Well, I've not blogged for a bit because I've been doing all sorts of things, like going to Barcelona, watching The Scotsman run The London Marathon in 4 hours 20 minutes, and celebrating my birthday.
I'm now 37. I still can't quite think of myself as 37, though. A lot of the jobs that I have had have been in industries where the staff are quite young (20s, I mean, I don't manage a branch of Claire's Accessories or anything), and people estimate my age as up to five years younger than it actually is.
I suppose it helps that I've never smoked, or used sunbeds. And, although only slightly overweight, I'm not thin, which can emphasise wrinkles. I was thinking about this, and it occurred to me that I've never really understood smoking.
I have had the odd cigarette, because it's a rite of passage as a teenager. It's part of the adult world, and I remember the frisson of daringly taking my first drag. Well, when you're a thirteen year old in 1980s Cornwall, it doesn't take much to get a frisson from anything. But I couldn't understand the attraction.
There's an obvious reason for taking alcohol and drugs; they alter your mood. Gambling is exciting, chocolate gives you a sugar rush. Nicotine doesn't. It doesn't even taste nice. So I left it at that. I tried a few times over the next six or seven years, because the sort of girls who smoked looked cooler and more self assured somehow, and the sort of girls who never smoked and would give people a lecture on their health were rather naff and prissy. The classier smokers had great paraphernalia too, like 1920s style holders and silver cigarette cases, but I never really took to it.

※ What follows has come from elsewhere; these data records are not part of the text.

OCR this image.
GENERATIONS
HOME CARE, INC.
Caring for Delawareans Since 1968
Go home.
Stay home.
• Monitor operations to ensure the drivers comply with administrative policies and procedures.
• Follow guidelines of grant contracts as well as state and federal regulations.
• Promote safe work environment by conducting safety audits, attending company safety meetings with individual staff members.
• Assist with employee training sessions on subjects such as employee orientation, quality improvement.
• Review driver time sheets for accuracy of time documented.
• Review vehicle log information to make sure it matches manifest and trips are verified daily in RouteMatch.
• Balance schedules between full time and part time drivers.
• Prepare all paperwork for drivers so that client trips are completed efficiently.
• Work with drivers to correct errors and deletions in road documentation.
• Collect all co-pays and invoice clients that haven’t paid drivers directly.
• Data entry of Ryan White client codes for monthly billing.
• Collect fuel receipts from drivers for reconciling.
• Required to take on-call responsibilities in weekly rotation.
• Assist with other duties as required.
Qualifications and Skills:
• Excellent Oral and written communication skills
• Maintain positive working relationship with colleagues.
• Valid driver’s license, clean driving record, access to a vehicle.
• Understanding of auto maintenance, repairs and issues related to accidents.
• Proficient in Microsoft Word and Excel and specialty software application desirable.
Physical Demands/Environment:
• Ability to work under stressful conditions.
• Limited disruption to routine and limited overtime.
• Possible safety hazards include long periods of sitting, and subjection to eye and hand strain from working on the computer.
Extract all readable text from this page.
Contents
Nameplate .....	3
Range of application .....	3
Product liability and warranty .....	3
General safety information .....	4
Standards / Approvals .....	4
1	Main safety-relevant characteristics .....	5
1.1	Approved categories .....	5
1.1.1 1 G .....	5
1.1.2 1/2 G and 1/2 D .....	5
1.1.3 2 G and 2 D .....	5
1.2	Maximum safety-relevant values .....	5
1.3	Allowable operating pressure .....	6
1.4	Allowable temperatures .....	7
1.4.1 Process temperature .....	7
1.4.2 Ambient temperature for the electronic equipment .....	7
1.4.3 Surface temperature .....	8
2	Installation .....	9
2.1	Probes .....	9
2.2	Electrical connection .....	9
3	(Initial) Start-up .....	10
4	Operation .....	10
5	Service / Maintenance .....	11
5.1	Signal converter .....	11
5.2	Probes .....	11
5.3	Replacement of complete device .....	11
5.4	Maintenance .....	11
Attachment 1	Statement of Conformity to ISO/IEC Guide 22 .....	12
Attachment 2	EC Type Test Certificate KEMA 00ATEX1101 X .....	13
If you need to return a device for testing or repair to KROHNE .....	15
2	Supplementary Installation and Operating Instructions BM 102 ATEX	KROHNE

Occasionally I would smoke dope, but not very often, and there was more of an obvious benefit.
Today it's raining, and I know, when I get to work, that there will be huddle of people shivering outside, getting dripped on, because they want a cigarette break. Or rather they need a cigarette break, because nicotine is so addictive that the majority of people who smoke need to top up at regular intervals, starting in the morning.
It's strange, when you think about it. People take substances like alcohol and drugs, which can be addictive, but to be taking them in the morning, or at breakfast, or every couple of hours, you have to be in a small minority of hardcore addicts and alcoholics, heading for the liver unit, and very unlikely to be in a job. But there is an every day, legal substance, that is so addictive that you need regular top ups, and nobody is surprised.
I'm not against smoking, by the way. I'm glad I never really started, but I don't have a problem with being around smokers and I don't think the state should interfere with what people choose to do to their bodies. Free will and all that. In fact, I'd legalise most drugs. It's just something I've never really understood.
Must be off, haven't had a coffee yet this morning and I'm dying for one.